Nuclear Issues/Sustainable Energy
Nuclear energy is not sustainable and the nuclear industry is a closed one, there is no public control. People have no information about the consequences and risks. There are no mechanisms of public participation.
Nuclear transportation carries the danger of incidents, which involve high risks for public health or heavy environmental pollution. Each Nuclear Power Plant (NPP) and research facility needs fresh nuclear fuel and produces spent nuclear fuel, which have to be delivered from the fuel factories-often thousands kilometres. The Johannesburg WSSD documents consider nuclear transportation as a serious problem. The problem of transport of nuclear materials is acute in countries using nuclear energy (GB, F, D, Sweden, Finland, Ukraine, Russia, USA, Canada, Japan etc) as well as transit countries and coastal zones.

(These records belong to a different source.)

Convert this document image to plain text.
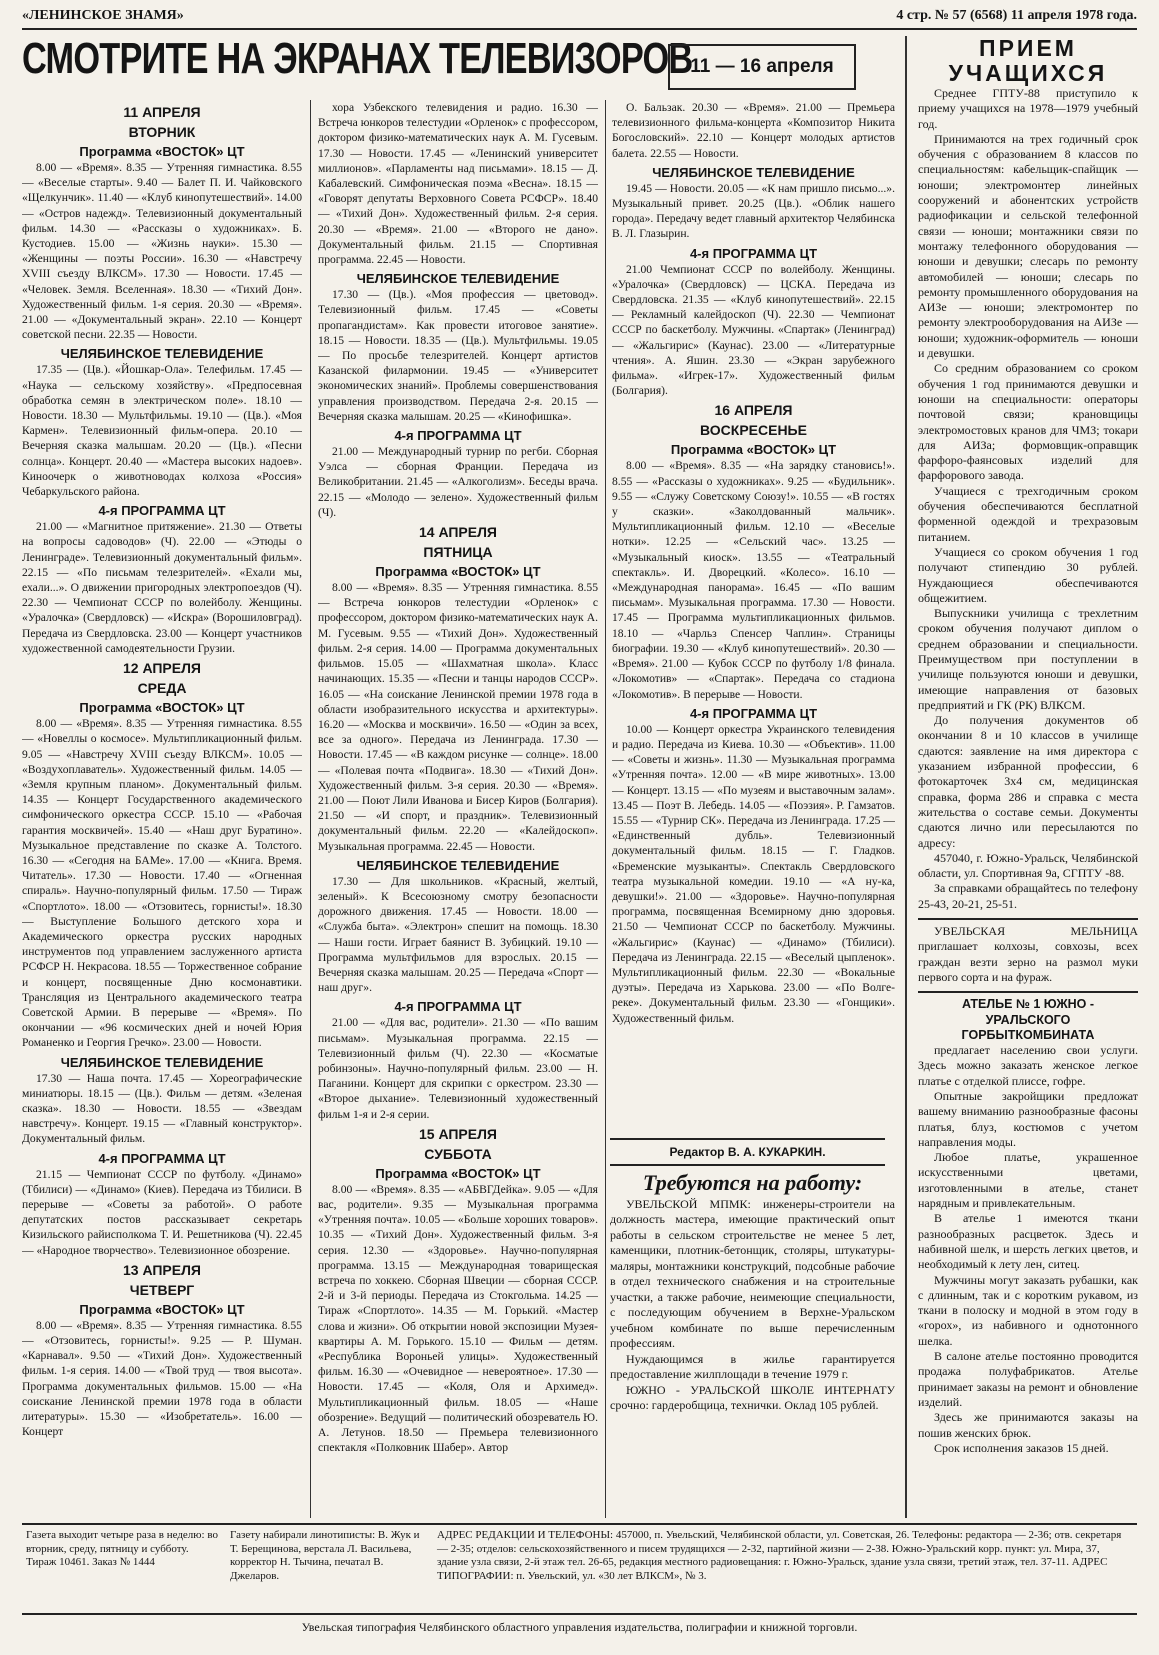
«ЛЕНИНСКОЕ ЗНАМЯ»	4 стр. № 57 (6568) 11 апреля 1978 года.
СМОТРИТЕ НА ЭКРАНАХ ТЕЛЕВИЗОРОВ
11 — 16 апреля
11 АПРЕЛЯ
ВТОРНИК
Программа «ВОСТОК» ЦТ

8.00 — «Время». 8.35 — Утренняя гимнастика. 8.55 — «Веселые старты». 9.40 — Балет П. И. Чайковского «Щелкунчик». 11.40 — «Клуб кинопутешествий». 14.00 — «Остров надежд». Телевизионный документальный фильм. 14.30 — «Рассказы о художниках». Б. Кустодиев. 15.00 — «Жизнь науки». 15.30 — «Женщины — поэты России». 16.30 — «Навстречу XVIII съезду ВЛКСМ». 17.30 — Новости. 17.45 — «Человек. Земля. Вселенная». 18.30 — «Тихий Дон». Художественный фильм. 1-я серия. 20.30 — «Время». 21.00 — «Документальный экран». 22.10 — Концерт советской песни. 22.35 — Новости.

ЧЕЛЯБИНСКОЕ ТЕЛЕВИДЕНИЕ

17.35 — (Цв.). «Йошкар-Ола». Телефильм. 17.45 — «Наука — сельскому хозяйству». «Предпосевная обработка семян в электрическом поле». 18.10 — Новости. 18.30 — Мультфильмы. 19.10 — (Цв.). «Моя Кармен». Телевизионный фильм-опера. 20.10 — Вечерняя сказка малышам. 20.20 — (Цв.). «Песни солнца». Концерт. 20.40 — «Мастера высоких надоев». Киноочерк о животноводах колхоза «Россия» Чебаркульского района.

4-я ПРОГРАММА ЦТ

21.00 — «Магнитное притяжение». 21.30 — Ответы на вопросы садоводов» (Ч). 22.00 — «Этюды о Ленинграде». Телевизионный документальный фильм». 22.15 — «По письмам телезрителей». «Ехали мы, ехали...». О движении пригородных электропоездов (Ч). 22.30 — Чемпионат СССР по волейболу. Женщины. «Уралочка» (Свердловск) — «Искра» (Ворошиловград). Передача из Свердловска. 23.00 — Концерт участников художественной самодеятельности Грузии.

12 АПРЕЛЯ
СРЕДА
Программа «ВОСТОК» ЦТ

8.00 — «Время». 8.35 — Утренняя гимнастика. 8.55 — «Новеллы о космосе». Мультипликационный фильм. 9.05 — «Навстречу XVIII съезду ВЛКСМ». 10.05 — «Воздухоплаватель». Художественный фильм. 14.05 — «Земля крупным планом». Документальный фильм. 14.35 — Концерт Государственного академического симфонического оркестра СССР. 15.10 — «Рабочая гарантия москвичей». 15.40 — «Наш друг Буратино». Музыкальное представление по сказке А. Толстого. 16.30 — «Сегодня на БАМе». 17.00 — «Книга. Время. Читатель». 17.30 — Новости. 17.40 — «Огненная спираль». Научно-популярный фильм. 17.50 — Тираж «Спортлото». 18.00 — «Отзовитесь, горнисты!». 18.30 — Выступление Большого детского хора и Академического оркестра русских народных инструментов под управлением заслуженного артиста РСФСР Н. Некрасова. 18.55 — Торжественное собрание и концерт, посвященные Дню космонавтики. Трансляция из Центрального академического театра Советской Армии. В перерыве — «Время». По окончании — «96 космических дней и ночей Юрия Романенко и Георгия Гречко». 23.00 — Новости.

ЧЕЛЯБИНСКОЕ ТЕЛЕВИДЕНИЕ

17.30 — Наша почта. 17.45 — Хореографические миниатюры. 18.15 — (Цв.). Фильм — детям. «Зеленая сказка». 18.30 — Новости. 18.55 — «Звездам навстречу». Концерт. 19.15 — «Главный конструктор». Документальный фильм.

4-я ПРОГРАММА ЦТ

21.15 — Чемпионат СССР по футболу. «Динамо» (Тбилиси) — «Динамо» (Киев). Передача из Тбилиси. В перерыве — «Советы за работой». О работе депутатских постов рассказывает секретарь Кизильского райисполкома Т. И. Решетникова (Ч). 22.45 — «Народное творчество». Телевизионное обозрение.

13 АПРЕЛЯ
ЧЕТВЕРГ
Программа «ВОСТОК» ЦТ

8.00 — «Время». 8.35 — Утренняя гимнастика. 8.55 — «Отзовитесь, горнисты!». 9.25 — Р. Шуман. «Карнавал». 9.50 — «Тихий Дон». Художественный фильм. 1-я серия. 14.00 — «Твой труд — твоя высота». Программа документальных фильмов. 15.00 — «На соискание Ленинской премии 1978 года в области литературы». 15.30 — «Изобретатель». 16.00 — Концерт

хора Узбекского телевидения и радио. 16.30 — Встреча юнкоров телестудии «Орленок» с профессором, доктором физико-математических наук А. М. Гусевым. 17.30 — Новости. 17.45 — «Ленинский университет миллионов». «Парламенты над письмами». 18.15 — Д. Кабалевский. Симфоническая поэма «Весна». 18.15 — «Говорят депутаты Верховного Совета РСФСР». 18.40 — «Тихий Дон». Художественный фильм. 2-я серия. 20.30 — «Время». 21.00 — «Второго не дано». Документальный фильм. 21.15 — Спортивная программа. 22.45 — Новости.

ЧЕЛЯБИНСКОЕ ТЕЛЕВИДЕНИЕ

17.30 — (Цв.). «Моя профессия — цветовод». Телевизионный фильм. 17.45 — «Советы пропагандистам». Как провести итоговое занятие». 18.15 — Новости. 18.35 — (Цв.). Мультфильмы. 19.05 — По просьбе телезрителей. Концерт артистов Казанской филармонии. 19.45 — «Университет экономических знаний». Проблемы совершенствования управления производством. Передача 2-я. 20.15 — Вечерняя сказка малышам. 20.25 — «Кинофишка».

4-я ПРОГРАММА ЦТ

21.00 — Международный турнир по регби. Сборная Уэлса — сборная Франции. Передача из Великобритании. 21.45 — «Алкоголизм». Беседы врача. 22.15 — «Молодо — зелено». Художественный фильм (Ч).

14 АПРЕЛЯ
ПЯТНИЦА
Программа «ВОСТОК» ЦТ

8.00 — «Время». 8.35 — Утренняя гимнастика. 8.55 — Встреча юнкоров телестудии «Орленок» с профессором, доктором физико-математических наук А. М. Гусевым. 9.55 — «Тихий Дон». Художественный фильм. 2-я серия. 14.00 — Программа документальных фильмов. 15.05 — «Шахматная школа». Класс начинающих. 15.35 — «Песни и танцы народов СССР». 16.05 — «На соискание Ленинской премии 1978 года в области изобразительного искусства и архитектуры». 16.20 — «Москва и москвичи». 16.50 — «Один за всех, все за одного». Передача из Ленинграда. 17.30 — Новости. 17.45 — «В каждом рисунке — солнце». 18.00 — «Полевая почта «Подвига». 18.30 — «Тихий Дон». Художественный фильм. 3-я серия. 20.30 — «Время». 21.00 — Поют Лили Иванова и Бисер Киров (Болгария). 21.50 — «И спорт, и праздник». Телевизионный документальный фильм. 22.20 — «Калейдоскоп». Музыкальная программа. 22.45 — Новости.

ЧЕЛЯБИНСКОЕ ТЕЛЕВИДЕНИЕ

17.30 — Для школьников. «Красный, желтый, зеленый». К Всесоюзному смотру безопасности дорожного движения. 17.45 — Новости. 18.00 — «Служба быта». «Электрон» спешит на помощь. 18.30 — Наши гости. Играет баянист В. Зубицкий. 19.10 — Программа мультфильмов для взрослых. 20.15 — Вечерняя сказка малышам. 20.25 — Передача «Спорт — наш друг».

4-я ПРОГРАММА ЦТ

21.00 — «Для вас, родители». 21.30 — «По вашим письмам». Музыкальная программа. 22.15 — Телевизионный фильм (Ч). 22.30 — «Косматые робинзоны». Научно-популярный фильм. 23.00 — Н. Паганини. Концерт для скрипки с оркестром. 23.30 — «Второе дыхание». Телевизионный художественный фильм 1-я и 2-я серии.

15 АПРЕЛЯ
СУББОТА
Программа «ВОСТОК» ЦТ

8.00 — «Время». 8.35 — «АБВГДейка». 9.05 — «Для вас, родители». 9.35 — Музыкальная программа «Утренняя почта». 10.05 — «Больше хороших товаров». 10.35 — «Тихий Дон». Художественный фильм. 3-я серия. 12.30 — «Здоровье». Научно-популярная программа. 13.15 — Международная товарищеская встреча по хоккею. Сборная Швеции — сборная СССР. 2-й и 3-й периоды. Передача из Стокгольма. 14.25 — Тираж «Спортлото». 14.35 — М. Горький. «Мастер слова и жизни». Об открытии новой экспозиции Музея-квартиры А. М. Горького. 15.10 — Фильм — детям. «Республика Вороньей улицы». Художественный фильм. 16.30 — «Очевидное — невероятное». 17.30 — Новости. 17.45 — «Коля, Оля и Архимед». Мультипликационный фильм. 18.05 — «Наше обозрение». Ведущий — политический обозреватель Ю. А. Летунов. 18.50 — Премьера телевизионного спектакля «Полковник Шабер». Автор

О. Бальзак. 20.30 — «Время». 21.00 — Премьера телевизионного фильма-концерта «Композитор Никита Богословский». 22.10 — Концерт молодых артистов балета. 22.55 — Новости.

ЧЕЛЯБИНСКОЕ ТЕЛЕВИДЕНИЕ

19.45 — Новости. 20.05 — «К нам пришло письмо...». Музыкальный привет. 20.25 (Цв.). «Облик нашего города». Передачу ведет главный архитектор Челябинска В. Л. Глазырин.

4-я ПРОГРАММА ЦТ

21.00 Чемпионат СССР по волейболу. Женщины. «Уралочка» (Свердловск) — ЦСКА. Передача из Свердловска. 21.35 — «Клуб кинопутешествий». 22.15 — Рекламный калейдоскоп (Ч). 22.30 — Чемпионат СССР по баскетболу. Мужчины. «Спартак» (Ленинград) — «Жальгирис» (Каунас). 23.00 — «Литературные чтения». А. Яшин. 23.30 — «Экран зарубежного фильма». «Игрек-17». Художественный фильм (Болгария).

16 АПРЕЛЯ
ВОСКРЕСЕНЬЕ
Программа «ВОСТОК» ЦТ

8.00 — «Время». 8.35 — «На зарядку становись!». 8.55 — «Рассказы о художниках». 9.25 — «Будильник». 9.55 — «Служу Советскому Союзу!». 10.55 — «В гостях у сказки». «Заколдованный мальчик». Мультипликационный фильм. 12.10 — «Веселые нотки». 12.25 — «Сельский час». 13.25 — «Музыкальный киоск». 13.55 — «Театральный спектакль». И. Дворецкий. «Колесо». 16.10 — «Международная панорама». 16.45 — «По вашим письмам». Музыкальная программа. 17.30 — Новости. 17.45 — Программа мультипликационных фильмов. 18.10 — «Чарльз Спенсер Чаплин». Страницы биографии. 19.30 — «Клуб кинопутешествий». 20.30 — «Время». 21.00 — Кубок СССР по футболу 1/8 финала. «Локомотив» — «Спартак». Передача со стадиона «Локомотив». В перерыве — Новости.

4-я ПРОГРАММА ЦТ

10.00 — Концерт оркестра Украинского телевидения и радио. Передача из Киева. 10.30 — «Объектив». 11.00 — «Советы и жизнь». 11.30 — Музыкальная программа «Утренняя почта». 12.00 — «В мире животных». 13.00 — Концерт. 13.15 — «По музеям и выставочным залам». 13.45 — Поэт В. Лебедь. 14.05 — «Поэзия». Р. Гамзатов. 15.55 — «Турнир СК». Передача из Ленинграда. 17.25 — «Единственный дубль». Телевизионный документальный фильм. 18.15 — Г. Гладков. «Бременские музыканты». Спектакль Свердловского театра музыкальной комедии. 19.10 — «А ну-ка, девушки!». 21.00 — «Здоровье». Научно-популярная программа, посвященная Всемирному дню здоровья. 21.50 — Чемпионат СССР по баскетболу. Мужчины. «Жальгирис» (Каунас) — «Динамо» (Тбилиси). Передача из Ленинграда. 22.15 — «Веселый цыпленок». Мультипликационный фильм. 22.30 — «Вокальные дуэты». Передача из Харькова. 23.00 — «По Волге-реке». Документальный фильм. 23.30 — «Гонщики». Художественный фильм.

Редактор В. А. КУКАРКИН.
Требуются на работу:

УВЕЛЬСКОЙ МПМК: инженеры-строители на должность мастера, имеющие практический опыт работы в сельском строительстве не менее 5 лет, каменщики, плотник-бетонщик, столяры, штукатуры-маляры, монтажники конструкций, подсобные рабочие в отдел технического снабжения и на строительные участки, а также рабочие, неимеющие специальности, с последующим обучением в Верхне-Уральском учебном комбинате по выше перечисленным профессиям.

Нуждающимся в жилье гарантируется предоставление жилплощади в течение 1979 г.

ЮЖНО - УРАЛЬСКОЙ ШКОЛЕ ИНТЕРНАТУ срочно: гардеробщица, технички. Оклад 105 рублей.

ПРИЕМ
УЧАЩИХСЯ

Среднее ГПТУ-88 приступило к приему учащихся на 1978—1979 учебный год.

Принимаются на трех годичный срок обучения с образованием 8 классов по специальностям: кабельщик-спайщик — юноши; электромонтер линейных сооружений и абонентских устройств радиофикации и сельской телефонной связи — юноши; монтажники связи по монтажу телефонного оборудования — юноши и девушки; слесарь по ремонту автомобилей — юноши; слесарь по ремонту промышленного оборудования на АИЗе — юноши; электромонтер по ремонту электрооборудования на АИЗе — юноши; художник-оформитель — юноши и девушки.

Со средним образованием со сроком обучения 1 год принимаются девушки и юноши на специальности: операторы почтовой связи; крановщицы электромостовых кранов для ЧМЗ; токари для АИЗа; формовщик-оправщик фарфоро-фаянсовых изделий для фарфорового завода.

Учащиеся с трехгодичным сроком обучения обеспечиваются бесплатной форменной одеждой и трехразовым питанием.

Учащиеся со сроком обучения 1 год получают стипендию 30 рублей. Нуждающиеся обеспечиваются общежитием.

Выпускники училища с трехлетним сроком обучения получают диплом о среднем образовании и специальности. Преимуществом при поступлении в училище пользуются юноши и девушки, имеющие направления от базовых предприятий и ГК (РК) ВЛКСМ.

До получения документов об окончании 8 и 10 классов в училище сдаются: заявление на имя директора с указанием избранной профессии, 6 фотокарточек 3х4 см, медицинская справка, форма 286 и справка с места жительства о составе семьи. Документы сдаются лично или пересылаются по адресу:

457040, г. Южно-Уральск, Челябинской области, ул. Спортивная 9а, СГПТУ -88.

За справками обращайтесь по телефону 25-43, 20-21, 25-51.

УВЕЛЬСКАЯ МЕЛЬНИЦА приглашает колхозы, совхозы, всех граждан везти зерно на размол муки первого сорта и на фураж.

АТЕЛЬЕ № 1 ЮЖНО - УРАЛЬСКОГО ГОРБЫТКОМБИНАТА

предлагает населению свои услуги. Здесь можно заказать женское легкое платье с отделкой плиссе, гофре.

Опытные закройщики предложат вашему вниманию разнообразные фасоны платья, блуз, костюмов с учетом направления моды.

Любое платье, украшенное искусственными цветами, изготовленными в ателье, станет нарядным и привлекательным.

В ателье 1 имеются ткани разнообразных расцветок. Здесь и набивной шелк, и шерсть легких цветов, и необходимый к лету лен, ситец.

Мужчины могут заказать рубашки, как с длинным, так и с коротким рукавом, из ткани в полоску и модной в этом году в «горох», из набивного и однотонного шелка.

В салоне ателье постоянно проводится продажа полуфабрикатов. Ателье принимает заказы на ремонт и обновление изделий.

Здесь же принимаются заказы на пошив женских брюк.

Срок исполнения заказов 15 дней.

Газета выходит четыре раза в неделю: во вторник, среду, пятницу и субботу. Тираж 10461. Заказ № 1444
Газету набирали линотиписты: В. Жук и Т. Берещинова, верстала Л. Васильева, корректор Н. Тычина, печатал В. Джеларов.
АДРЕС РЕДАКЦИИ И ТЕЛЕФОНЫ: 457000, п. Увельский, Челябинской области, ул. Советская, 26. Телефоны: редактора — 2-36; отв. секретаря — 2-35; отделов: сельскохозяйственного и писем трудящихся — 2-32, партийной жизни — 2-38. Южно-Уральский корр. пункт: ул. Мира, 37, здание узла связи, 2-й этаж тел. 26-65, редакция местного радиовещания: г. Южно-Уральск, здание узла связи, третий этаж, тел. 37-11. АДРЕС ТИПОГРАФИИ: п. Увельский, ул. «30 лет ВЛКСМ», № 3.
Увельская типография Челябинского областного управления издательства, полиграфии и книжной торговли.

Each Nuclear Power Plant (NPP) and research facility produces nuclear waste, ultra-long-term pollutants. The waste has to be kept or reprocessed. Storing the waste the waste is costly and will continue for many thousand years. Reprocessing nuclear waste creates high volumes of liquid waste, which are discharged into the sea (GB, France) or discharged into lakes and rivers or are pumped into groundwaters (Russia). No one can guarantee that a Chernobyl like catastrophe will not happen again in another place.
The nuclear industry is not profitable. It gets great subsidies from governments. National Export Credit Agencies support export of dangerous nuclear technologies to developing countries (Russia – to China, Iran, Indonesia; Canada- to Romania etc).
Current and Planned Activities
- Working Group strategy planning meeting
- Joint Pilot Project – on nuclear transportations or NPP monitoring
- Study visits to renewable sites (Denmark , the Netherlands)
- Lobbying at IAEA, be a watchdog for IAEA,
- Lobbying anti-nuclear approach at different international forums.